You walk back into Computer Blue with your sacks of suggested tools and materials from “Leonard,” the 17-year-old pimple-faced smart-aleck that acts like he hung the handyman’s moon, when in all reality he goes to a school that doesn’t teach cursive and believes in trophies for everyone…. Anyways, with an attitude and a second wind you’re ready to pull up the urine-soaked carpet. *curses loudly* “I forgot to get gloves.”
Michael Jackson – “Smooth Criminal”
The sun is setting and your mind is telling you to go home but it’s winter solstice and only 5 p.m. You know Whip Cracker expects a solid 22 hours of labor or you can bet she’ll overcook Rachael Ray’s “Peach Bellini Chicken Thighs” because she’s too busy pacing the house with outlandish ideas. So suck it up, buddy, and let Michael moonwalk you into that kitchen you’ve been turning a blind eye to.
Joe Cocker – “With a Little Help From My Friends”
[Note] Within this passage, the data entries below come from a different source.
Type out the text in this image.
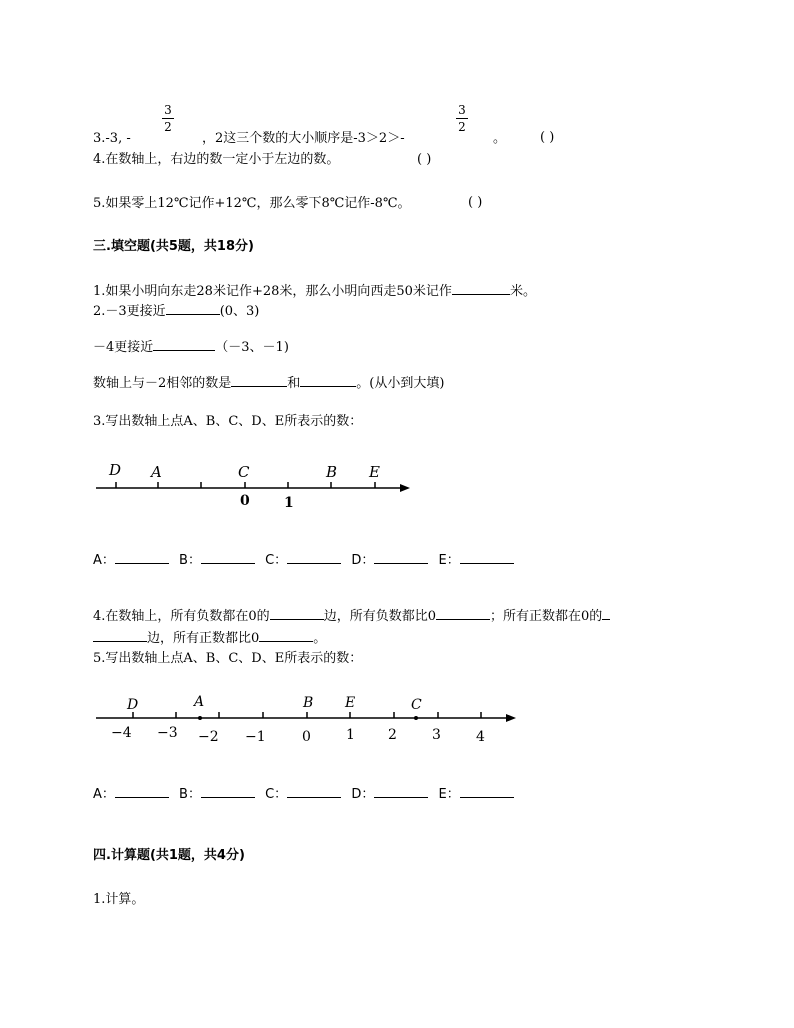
3.-3, -
3
2
，2这三个数的大小顺序是-3＞2＞-
3
2
。	( )
4.在数轴上，右边的数一定小于左边的数。	( )
5.如果零上12℃记作+12℃，那么零下8℃记作-8℃。	( )
三.填空题(共5题，共18分)
1.如果小明向东走28米记作+28米，那么小明向西走50米记作	米。
2.－3更接近	(0、3)
－4更接近	（－3、－1)
数轴上与－2相邻的数是	和	。(从小到大填)
3.写出数轴上点A、B、C、D、E所表示的数：
D A	C	B E
0 1
D	A	B E	C
−4 −3 −2 −1	0	1 2	3	4
A：	B：	C：	D：	E：
4.在数轴上，所有负数都在0的	边，所有负数都比0	；所有正数都在0的
边，所有正数都比0	。
5.写出数轴上点A、B、C、D、E所表示的数：
A：	B：	C：	D：	E：
四.计算题(共1题，共4分)
1.计算。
There comes a time in a man’s life when he deciphers the difference between his friends and his brothers. Just imagine peering out the window after hearing three car doors shut. To your amazement while shedding a slow tear, the “Regulators” show up with some Keystone tall boys and some judgments like slander to help you finish the day. Despite the endeavor you blindly took on and the lies you told the Whip Cracker, where there’s a will there’s a way. And when your light switch turns on the refrigerator and you’re slinging nachos at the Cowboys when they don’t make the playoffs, just remember the music that got you to that point. But for now, it’s just day one, sucka.